# Private 1km how much should I charge in central Ontario?



## CountryRose (Sep 30, 2020)

i got a call to plow a private drive road witch is about 1 km long in central Ontario Canada and I’ve never had to price out a private road before and just government contracts so any suggested on how much I should charge? 

I got told from friend that they would charge $1000 a month but they stated they get half the snow I do in southern Ontario 

What are your guys though can you help me out with some advice


----------



## Kvston (Nov 30, 2019)

Charge per instance. Set a 2” trigger or less and gauge your average speed in km per hour. Then divide it up based on your per hour rate. I advise more $ for dirt or gravel. Be sure to include an extra fee for pushing the banks back, sanding or salting.
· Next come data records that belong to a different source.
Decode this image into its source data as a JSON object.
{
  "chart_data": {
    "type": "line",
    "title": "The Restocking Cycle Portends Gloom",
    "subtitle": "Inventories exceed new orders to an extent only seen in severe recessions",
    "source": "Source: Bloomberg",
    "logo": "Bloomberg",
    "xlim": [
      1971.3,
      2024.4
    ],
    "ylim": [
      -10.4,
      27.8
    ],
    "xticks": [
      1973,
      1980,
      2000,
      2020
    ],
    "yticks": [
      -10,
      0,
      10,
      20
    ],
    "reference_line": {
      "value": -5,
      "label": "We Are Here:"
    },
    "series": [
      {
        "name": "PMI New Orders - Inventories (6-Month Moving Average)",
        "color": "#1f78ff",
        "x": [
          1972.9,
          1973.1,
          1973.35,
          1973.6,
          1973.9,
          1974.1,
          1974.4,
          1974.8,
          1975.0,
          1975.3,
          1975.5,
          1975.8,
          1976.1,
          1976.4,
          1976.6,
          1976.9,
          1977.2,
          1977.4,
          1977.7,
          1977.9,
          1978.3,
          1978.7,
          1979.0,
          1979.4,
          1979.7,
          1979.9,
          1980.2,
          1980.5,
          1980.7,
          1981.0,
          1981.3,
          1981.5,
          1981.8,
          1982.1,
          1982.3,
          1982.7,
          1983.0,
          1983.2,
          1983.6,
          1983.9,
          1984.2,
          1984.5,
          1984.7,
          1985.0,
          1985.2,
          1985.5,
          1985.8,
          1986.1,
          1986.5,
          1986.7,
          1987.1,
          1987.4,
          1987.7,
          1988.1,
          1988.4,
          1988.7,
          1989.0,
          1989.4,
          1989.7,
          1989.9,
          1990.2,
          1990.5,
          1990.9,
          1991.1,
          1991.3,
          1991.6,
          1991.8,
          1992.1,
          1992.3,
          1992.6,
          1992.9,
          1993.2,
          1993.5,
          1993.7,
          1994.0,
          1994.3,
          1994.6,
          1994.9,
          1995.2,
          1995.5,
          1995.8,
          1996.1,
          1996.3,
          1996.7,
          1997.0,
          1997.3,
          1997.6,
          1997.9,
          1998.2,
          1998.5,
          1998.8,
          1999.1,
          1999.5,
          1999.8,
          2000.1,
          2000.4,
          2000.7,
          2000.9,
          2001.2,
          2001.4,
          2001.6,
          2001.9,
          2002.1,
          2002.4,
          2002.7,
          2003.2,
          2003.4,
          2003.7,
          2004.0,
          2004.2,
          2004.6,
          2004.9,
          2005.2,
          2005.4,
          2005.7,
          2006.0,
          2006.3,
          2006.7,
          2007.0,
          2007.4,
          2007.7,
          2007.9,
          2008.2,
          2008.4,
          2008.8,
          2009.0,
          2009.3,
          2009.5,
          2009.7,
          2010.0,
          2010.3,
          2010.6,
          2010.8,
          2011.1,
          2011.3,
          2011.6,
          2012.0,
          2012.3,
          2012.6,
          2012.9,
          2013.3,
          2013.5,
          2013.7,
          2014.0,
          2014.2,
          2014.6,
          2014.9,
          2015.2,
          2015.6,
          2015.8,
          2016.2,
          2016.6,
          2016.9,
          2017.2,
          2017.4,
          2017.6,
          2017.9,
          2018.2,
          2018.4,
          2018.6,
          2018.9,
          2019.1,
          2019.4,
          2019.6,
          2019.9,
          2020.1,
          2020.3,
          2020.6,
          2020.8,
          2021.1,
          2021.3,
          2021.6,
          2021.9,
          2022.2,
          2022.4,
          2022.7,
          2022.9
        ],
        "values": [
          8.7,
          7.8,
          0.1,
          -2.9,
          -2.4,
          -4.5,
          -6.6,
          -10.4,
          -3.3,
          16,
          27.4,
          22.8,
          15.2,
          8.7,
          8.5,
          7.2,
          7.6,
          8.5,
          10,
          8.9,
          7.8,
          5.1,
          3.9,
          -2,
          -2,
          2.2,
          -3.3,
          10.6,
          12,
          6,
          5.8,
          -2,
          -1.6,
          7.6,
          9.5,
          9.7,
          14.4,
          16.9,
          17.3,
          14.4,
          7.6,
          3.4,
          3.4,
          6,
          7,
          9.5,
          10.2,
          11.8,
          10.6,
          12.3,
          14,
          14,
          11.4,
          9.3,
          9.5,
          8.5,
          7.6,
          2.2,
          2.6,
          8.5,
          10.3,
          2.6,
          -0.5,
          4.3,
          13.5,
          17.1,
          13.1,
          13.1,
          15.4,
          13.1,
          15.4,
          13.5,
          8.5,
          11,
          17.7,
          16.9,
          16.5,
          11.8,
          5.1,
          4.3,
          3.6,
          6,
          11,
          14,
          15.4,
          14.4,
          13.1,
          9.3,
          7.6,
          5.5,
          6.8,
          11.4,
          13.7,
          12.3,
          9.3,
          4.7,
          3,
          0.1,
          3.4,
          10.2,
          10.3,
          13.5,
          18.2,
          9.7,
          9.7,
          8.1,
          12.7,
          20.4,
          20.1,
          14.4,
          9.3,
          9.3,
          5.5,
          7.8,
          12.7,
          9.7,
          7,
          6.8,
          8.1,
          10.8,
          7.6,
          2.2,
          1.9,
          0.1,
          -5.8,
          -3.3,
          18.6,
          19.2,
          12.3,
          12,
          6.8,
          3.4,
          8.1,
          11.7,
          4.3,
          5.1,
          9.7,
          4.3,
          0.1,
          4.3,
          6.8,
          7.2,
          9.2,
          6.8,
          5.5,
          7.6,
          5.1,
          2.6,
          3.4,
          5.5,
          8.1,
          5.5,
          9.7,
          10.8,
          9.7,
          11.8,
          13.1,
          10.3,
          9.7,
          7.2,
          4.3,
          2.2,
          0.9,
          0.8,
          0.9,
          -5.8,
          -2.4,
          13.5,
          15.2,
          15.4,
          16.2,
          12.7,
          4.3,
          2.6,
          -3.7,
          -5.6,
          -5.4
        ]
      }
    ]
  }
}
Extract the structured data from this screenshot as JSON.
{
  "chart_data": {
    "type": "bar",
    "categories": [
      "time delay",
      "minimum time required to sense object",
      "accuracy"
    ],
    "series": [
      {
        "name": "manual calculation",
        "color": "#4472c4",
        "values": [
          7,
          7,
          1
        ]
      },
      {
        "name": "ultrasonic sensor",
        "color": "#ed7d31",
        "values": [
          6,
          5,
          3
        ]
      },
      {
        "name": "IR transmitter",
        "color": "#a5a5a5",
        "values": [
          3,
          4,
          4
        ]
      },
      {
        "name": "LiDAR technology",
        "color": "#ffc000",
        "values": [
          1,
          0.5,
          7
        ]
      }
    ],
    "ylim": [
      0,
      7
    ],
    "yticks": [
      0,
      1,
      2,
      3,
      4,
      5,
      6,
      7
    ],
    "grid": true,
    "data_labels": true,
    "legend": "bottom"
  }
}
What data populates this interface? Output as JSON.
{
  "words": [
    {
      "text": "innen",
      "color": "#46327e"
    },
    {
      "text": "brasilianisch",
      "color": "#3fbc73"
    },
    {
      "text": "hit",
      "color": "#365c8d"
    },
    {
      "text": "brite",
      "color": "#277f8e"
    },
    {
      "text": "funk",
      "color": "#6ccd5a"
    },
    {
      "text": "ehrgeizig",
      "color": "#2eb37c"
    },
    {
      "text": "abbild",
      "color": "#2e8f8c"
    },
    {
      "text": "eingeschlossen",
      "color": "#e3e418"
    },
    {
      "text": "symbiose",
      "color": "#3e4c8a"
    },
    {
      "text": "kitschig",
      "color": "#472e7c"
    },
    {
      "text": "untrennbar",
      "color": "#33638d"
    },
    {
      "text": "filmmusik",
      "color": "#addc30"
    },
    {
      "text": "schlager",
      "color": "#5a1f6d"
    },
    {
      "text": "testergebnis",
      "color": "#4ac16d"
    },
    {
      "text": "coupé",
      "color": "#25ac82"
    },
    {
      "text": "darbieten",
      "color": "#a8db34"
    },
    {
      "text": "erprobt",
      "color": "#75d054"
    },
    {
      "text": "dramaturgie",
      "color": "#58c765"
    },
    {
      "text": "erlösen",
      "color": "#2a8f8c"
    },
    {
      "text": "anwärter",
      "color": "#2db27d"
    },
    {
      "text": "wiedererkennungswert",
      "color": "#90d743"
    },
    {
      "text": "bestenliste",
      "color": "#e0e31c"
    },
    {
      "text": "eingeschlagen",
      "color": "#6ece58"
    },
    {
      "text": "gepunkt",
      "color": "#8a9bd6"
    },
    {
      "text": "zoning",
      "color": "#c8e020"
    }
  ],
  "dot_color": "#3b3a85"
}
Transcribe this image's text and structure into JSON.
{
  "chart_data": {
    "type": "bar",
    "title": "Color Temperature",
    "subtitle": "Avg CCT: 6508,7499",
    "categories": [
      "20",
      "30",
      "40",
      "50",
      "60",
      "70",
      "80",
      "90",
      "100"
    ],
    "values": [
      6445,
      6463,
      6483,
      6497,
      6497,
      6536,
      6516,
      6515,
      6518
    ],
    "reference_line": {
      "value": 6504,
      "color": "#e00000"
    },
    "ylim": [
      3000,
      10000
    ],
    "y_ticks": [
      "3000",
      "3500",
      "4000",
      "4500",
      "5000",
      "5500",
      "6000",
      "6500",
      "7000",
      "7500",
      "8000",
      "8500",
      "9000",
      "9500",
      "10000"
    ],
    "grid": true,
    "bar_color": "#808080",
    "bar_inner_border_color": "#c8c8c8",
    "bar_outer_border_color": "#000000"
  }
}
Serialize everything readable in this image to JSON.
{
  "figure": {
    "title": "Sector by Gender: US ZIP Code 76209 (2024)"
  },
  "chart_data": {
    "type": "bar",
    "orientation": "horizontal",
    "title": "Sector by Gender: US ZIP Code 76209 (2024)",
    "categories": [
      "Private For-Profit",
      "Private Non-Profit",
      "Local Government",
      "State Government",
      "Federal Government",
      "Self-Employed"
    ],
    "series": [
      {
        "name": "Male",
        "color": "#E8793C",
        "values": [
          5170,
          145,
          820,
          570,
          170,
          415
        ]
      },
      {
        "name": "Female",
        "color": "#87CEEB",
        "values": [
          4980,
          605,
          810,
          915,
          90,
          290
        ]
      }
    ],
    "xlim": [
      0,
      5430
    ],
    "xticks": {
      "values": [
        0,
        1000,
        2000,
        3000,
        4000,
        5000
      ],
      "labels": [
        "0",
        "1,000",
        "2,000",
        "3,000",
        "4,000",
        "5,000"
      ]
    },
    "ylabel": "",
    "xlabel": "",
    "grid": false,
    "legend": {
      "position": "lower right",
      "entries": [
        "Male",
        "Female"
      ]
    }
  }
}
Mira nice if you have a long straight shot to plow instead of forward and revers a bunch of times.


----------



## MIDTOWNPC (Feb 17, 2007)

CountryRose said:


> i got a call to plow a private drive road witch is about 1 km long in central Ontario Canada and I've never had to price out a private road before and just government contracts so any suggested on how much I should charge?
> 
> I got told from friend that they would charge $1000 a month but they stated they get half the snow I do in southern Ontario
> 
> What are your guys though can you help me out with some advice


We plow a couple mobile home parks that have paved roads. However we must sand salt mix them and they are quite wide. Then we also wing back the berm. 
I really think the best way to start pricing is to give yourself a few examples to study your own numbers. 
Your billable rate for the machine your going to use x the time it will take x the estimated amount of times you think you need to plow it. And do that for the sanding if you need to also.

Then figure out the same formula only on your cost side.

You should factor in some times you will need to check the road but may not need to do anything.

Now think about how your competitor would price it?

How many passes with whatever your using 
To do a km ? 
5 with a truck?

Save your notes and math. If you don't get it next time you can pull the file. I pulled a file today from 2014 when I didn't get a job as I was too much. I changed my rate to today and now I'm still too much but I'm the preferred choice after seeing some of my other lots.


----------